It is the first time that a court has unwound a completed transaction in a private merger challenge, rather than a challenge brought by government enforcers.
The U.S. Court of Appeals for the Fourth Circuit recently issued a groundbreaking decision that could significantly impact antitrust risk analysis for companies contemplating a merger or acquisition. In a February 18, 2021, opinion, the Fourth Circuit upheld a private antitrust challenge to the legality of a completed acquisition. It is the first time that a court has unwound a completed transaction in a private merger challenge, rather than a challenge brought by government enforcers.
DOJ Twice Fails to Challenge the Acquisition
Prior to the challenged merger, JELD-WEN, Inc. and Craftmaster International (CMI) were vertically integrated competitors in the markets for door skins and finished molded doors, respectively. Most homes in the United States use molded doors that are comprised, in part, of door skins that make up the front and back of the finished molded door. Before the merger, JELD-WEN, CMI and a third competitor supplied door skins for sale of their own molded doors and for sale to other molded door manufacturers, including the plaintiff in this case, Steves and Sons, Inc. In 2012, JELD-WEN acquired CMI. Around that time, Steves and Sons had a long-term agreement for door skin supply with JELD-WEN and did not oppose the transaction. The Antitrust Division of the U.S. Department of Justice (DOJ) investigated the merger but decided not to challenge it and closed the investigation, in part due to Steves and Sons having no objection. In the years that followed, Steves and Sons encountered problems with the quality and price of JELD-WEN’s door skins. The DOJ opened a second investigation of the merger in December 2015 after receiving a complaint from Steves and Sons, but the DOJ closed that investigation in April 2016. Steves and Sons then brought suit in 2016 raising both legal claims, based on contract and antitrust principles and equitable claims.
District Court Orders Divestiture
First, a jury trial was held on the legal claims. The jury found, among other things, that JELD-WEN’s acquisition of CMI violated Section 7 of the Clayton Act. After trebling the jury’s awards consistent with the Clayton Act, the district court awarded Steves and Sons $36.4 million for past damages plus $139.4 million for future lost profits.

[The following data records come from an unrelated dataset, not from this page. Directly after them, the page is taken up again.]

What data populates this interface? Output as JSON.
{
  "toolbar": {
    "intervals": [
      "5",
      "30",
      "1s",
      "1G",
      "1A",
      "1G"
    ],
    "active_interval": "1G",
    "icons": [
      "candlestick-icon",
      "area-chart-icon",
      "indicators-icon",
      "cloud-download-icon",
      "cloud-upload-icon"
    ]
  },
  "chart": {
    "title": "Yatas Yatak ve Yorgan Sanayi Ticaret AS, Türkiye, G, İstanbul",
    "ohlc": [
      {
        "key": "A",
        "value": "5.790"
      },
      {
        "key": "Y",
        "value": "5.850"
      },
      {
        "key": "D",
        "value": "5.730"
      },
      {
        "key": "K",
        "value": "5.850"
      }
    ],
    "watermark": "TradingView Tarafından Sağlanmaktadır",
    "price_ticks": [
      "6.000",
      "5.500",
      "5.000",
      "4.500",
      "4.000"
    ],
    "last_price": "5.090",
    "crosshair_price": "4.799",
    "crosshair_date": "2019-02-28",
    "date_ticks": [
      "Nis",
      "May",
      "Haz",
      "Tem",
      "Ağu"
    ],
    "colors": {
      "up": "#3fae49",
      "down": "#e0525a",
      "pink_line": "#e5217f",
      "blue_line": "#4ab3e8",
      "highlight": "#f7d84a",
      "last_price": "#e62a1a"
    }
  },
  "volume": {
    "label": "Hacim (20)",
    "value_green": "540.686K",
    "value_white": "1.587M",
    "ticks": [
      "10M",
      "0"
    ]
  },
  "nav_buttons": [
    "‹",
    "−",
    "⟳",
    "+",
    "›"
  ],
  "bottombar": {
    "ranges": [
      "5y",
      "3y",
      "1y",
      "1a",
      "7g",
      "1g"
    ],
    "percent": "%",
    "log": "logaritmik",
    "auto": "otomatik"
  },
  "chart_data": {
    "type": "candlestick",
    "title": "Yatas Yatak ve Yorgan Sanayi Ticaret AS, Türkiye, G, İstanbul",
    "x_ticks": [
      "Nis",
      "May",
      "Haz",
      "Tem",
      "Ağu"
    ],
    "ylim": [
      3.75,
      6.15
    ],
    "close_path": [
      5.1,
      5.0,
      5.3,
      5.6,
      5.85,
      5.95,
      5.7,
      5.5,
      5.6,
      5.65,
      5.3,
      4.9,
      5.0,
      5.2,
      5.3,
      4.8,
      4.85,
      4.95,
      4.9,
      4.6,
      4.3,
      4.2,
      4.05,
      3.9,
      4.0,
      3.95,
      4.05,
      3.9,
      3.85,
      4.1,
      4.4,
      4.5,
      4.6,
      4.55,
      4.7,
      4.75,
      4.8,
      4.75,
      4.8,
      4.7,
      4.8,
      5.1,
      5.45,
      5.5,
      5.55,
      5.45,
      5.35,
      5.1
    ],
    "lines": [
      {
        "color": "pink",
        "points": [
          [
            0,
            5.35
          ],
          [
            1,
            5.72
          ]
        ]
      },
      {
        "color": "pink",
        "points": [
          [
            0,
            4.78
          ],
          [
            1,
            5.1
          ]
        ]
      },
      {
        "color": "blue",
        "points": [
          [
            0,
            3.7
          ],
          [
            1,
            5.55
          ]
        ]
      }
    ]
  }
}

A three-day bench trial was subsequently held on Steves and Sons’ equitable claims, including whether a divestiture of certain assets would be appropriate. JELD-WEN argued that divestiture would be inappropriate because Steves and Sons waited until roughly two years after the merger to seek relief. The DOJ filed a statement of interest disagreeing with JELD-WEN’s argument regarding the timeliness of seeking divestiture and argued that there are good reasons why private litigants should be able to seek equitable relief after mergers are consummated. The district court concluded that divestiture of a door skin factory that had been operated by CMI pre-merger was the most effective way to protect Steves and Sons and to restore competition in the market.
Fourth Circuit Upholds the Divestiture
In its February 18, 2021, ruling, the Fourth Circuit agreed with the district court that divestiture is necessary and appropriate even though the suit was brought roughly two years after the merger was consummated. A special master will oversee the divestiture process, and JELD-WEN will have the right to challenge whether a sale to a particular buyer serves the public interest. With respect to the award of $139.4 million for future lost profits, however, the Fourth Circuit found for JELD-WEN, concluding that the issue of future lost profits was not ripe for adjudication.
Conclusion
The Fourth Circuit’s decision should be a warning sign for companies contemplating a merger or acquisition. Even though a transaction is not likely to be challenged by government enforcers, it may invite a challenge from private parties even years after the deal is consummated. Now that a federal appellate court has upheld such a challenge, we can expect to see more private antitrust challenges to consummated transactions.